Are Classes Canceled? A Look at How Snow Days are Determined
“Are classes canceled?” is a question that Northwest administrators hear any time meteorologists predict winter weather or winter weather occurs. Social media, the Administrative Center, and all of the school offices are inundated with messages asking the question. Undoubtedly, the answer will disappoint someone, whether it is a parent or student, wondering why classes are canceled or not.
Northwest Superintendent Dr. Desi Kirchhofer is the person to make the final decision, but he is not the only person with input. Kirchhofer explained the process of deciding to cancel classes or not, and that it is more than just looking outside and seeing snow on the road.
“Part of my job as superintendent is to monitor the weather. I have apps on my phone to help me, which include weather apps that utilize the latest models from the National Weather Service, to give an indication of when the weather may be severe enough to cancel classes,” he said. “I also have communication tools that help me communicate the message to parents quickly via telephone, email, text, and even social media.”
If the models predict snow, for example, Kirchhofer knows to monitor the situation the day of the predicted weather event.
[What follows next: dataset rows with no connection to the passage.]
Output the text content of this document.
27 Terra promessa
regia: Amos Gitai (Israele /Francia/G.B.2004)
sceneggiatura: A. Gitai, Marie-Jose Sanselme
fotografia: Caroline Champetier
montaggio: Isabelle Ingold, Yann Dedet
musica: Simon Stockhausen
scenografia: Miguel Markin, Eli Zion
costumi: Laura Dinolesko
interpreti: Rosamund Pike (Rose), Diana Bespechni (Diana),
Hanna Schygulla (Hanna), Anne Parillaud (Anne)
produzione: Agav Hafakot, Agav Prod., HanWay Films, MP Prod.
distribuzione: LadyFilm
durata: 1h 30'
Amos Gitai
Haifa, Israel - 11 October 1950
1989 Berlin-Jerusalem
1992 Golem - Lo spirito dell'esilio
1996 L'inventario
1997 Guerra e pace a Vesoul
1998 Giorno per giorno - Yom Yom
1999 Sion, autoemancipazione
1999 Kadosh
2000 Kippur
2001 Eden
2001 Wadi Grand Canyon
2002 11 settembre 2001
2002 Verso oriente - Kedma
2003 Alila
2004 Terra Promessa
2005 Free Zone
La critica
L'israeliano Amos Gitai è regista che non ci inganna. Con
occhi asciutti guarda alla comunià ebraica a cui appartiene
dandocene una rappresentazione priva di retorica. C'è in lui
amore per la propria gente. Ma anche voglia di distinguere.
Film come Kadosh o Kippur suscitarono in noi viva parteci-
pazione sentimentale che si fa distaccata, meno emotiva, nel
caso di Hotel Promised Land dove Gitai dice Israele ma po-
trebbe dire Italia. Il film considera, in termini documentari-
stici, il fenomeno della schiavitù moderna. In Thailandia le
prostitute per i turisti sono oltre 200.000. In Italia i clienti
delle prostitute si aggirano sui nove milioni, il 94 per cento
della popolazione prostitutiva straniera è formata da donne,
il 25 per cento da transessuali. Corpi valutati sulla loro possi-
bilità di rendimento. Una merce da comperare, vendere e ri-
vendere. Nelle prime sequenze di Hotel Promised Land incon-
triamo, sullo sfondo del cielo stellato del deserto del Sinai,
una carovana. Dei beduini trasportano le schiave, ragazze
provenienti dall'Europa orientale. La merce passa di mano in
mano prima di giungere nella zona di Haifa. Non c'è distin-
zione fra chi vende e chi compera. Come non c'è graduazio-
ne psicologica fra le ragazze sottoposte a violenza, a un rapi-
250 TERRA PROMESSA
If and when it begins to snow, Kirchhofer consults with transportation officials with Northwest, as well as speaking with other superintendents in the Jefferson and St. Louis County areas. He explains the process of deciding to cancel classes or not, and explaining that it is more than just looking outside and seeing snow on the road.
“On a morning with snow, I am up at 3 a.m., driving the roads in the Northwest School District, surveying the conditions for myself. I personally have a vehicle built for winter weather, but not everyone does,” Kirchhofer said. “I keep this in mind as I drive the roads. I look for cars that may be stuck, other traffic on the road that may be sliding or having trouble getting up hills on snow-covered or icy streets and roads, the amount of the road that is covered with snow or ice, and any salt trucks or plows that may be out.”
The Northwest School District covers over 120 square miles. In one school year, Northwest busses travel 1.3 million miles of road, which is equivalent to nearly three trips to the Moon and back. Kirchhofer cannot get to every road in the district, so he relies on others to help him drive the roads, including Northwest administrators that live in the area and the transportation staff.
“Our transportation staff knows these roads better than most, and they know areas that are potentially troublesome. I take their advice as transportation professionals under consideration when making a final decision.” These factors include not only road conditions, but whether busses can safely turn around at some stops, and the chances of a bus getting stuck.
Northwest neighbors several other school districts, and the superintendents of these districts are in contact with each other, letting the others know about road conditions in their districts. One district may cancel classes, which can influence other districts to do the same.
“While a district like Rockwood may have classes one day, we may not. This is simply because of the types of roads in each district. Their roads typically have multiple lanes, shoulders, and sidewalks while we have several smaller roads without a shoulder or sidewalks for students to catch the bus. These roads are the most hazardous in inclement weather.”
The older and smaller roads in the Northwest School District are usually the reason classes are cancelled on a day when other schools may be in session.
“Obviously, we would not want to have a bus get stuck, slide off the road, or anything like that,” Kirchhofer said. “So while Highway 30 may be, for the most part, clear, some of the outlying roads may not be, and those roads are the only way to reach some of our students. In some cases, this will cause us to cancel classes for the day.”
Kirchhofer said that the main factors that go into the decision to cancel classes are
- Snowfall and ice on the roads.
- Transportation officials and administrators advice.
- Weather forecasts from National Weather Service meteorologists.
- Potential for refreeze, especially in problem areas.
- The ability of buses to travel in potentially hazardous conditions or to navigate potentially hazardous road conditions.
- The ability to make sure our parking lots and entryways safe.
“We take the decision to cancel classes very seriously. Our calendar is approved the prior academic year with a targeted date in mind for the last day of school. Any day we have to cancel automatically gets tacked onto the end of the school year,” he said.
At the time of writing, Northwest has already experienced five inclement weather days in the 2019-20 academic year. In the event Northwest experiences no other snow or weather cancellations, the last day of school has been pushed back from May 14 to May 21. With each day that classes are canceled, another day is added to the end of the year.
“Graduation is scheduled for May 22. Summer school begins May 26. Each snow day is one less day between the end of the school year and the beginning of summer school.”
Kirchhofer stresses that regardless of the number of snow days, the safety of students is always the first priority.
“While making these decisions about cancelling classes, we always keep the students safety in mind. We would hate for a bus, parent, or one of our students who are driving to school to have an accident, especially while they are trying to travel to school in inclement weather,” Kirchhofer said. “Especially teen drivers, who may not have experience driving in inclement weather.”
The next time you wonder if Northwest will have school because of inclement weather, you will know more about what goes into the decision-making process of calling off classes for a snow day. But, that doesn’t mean you can’t still wish for one.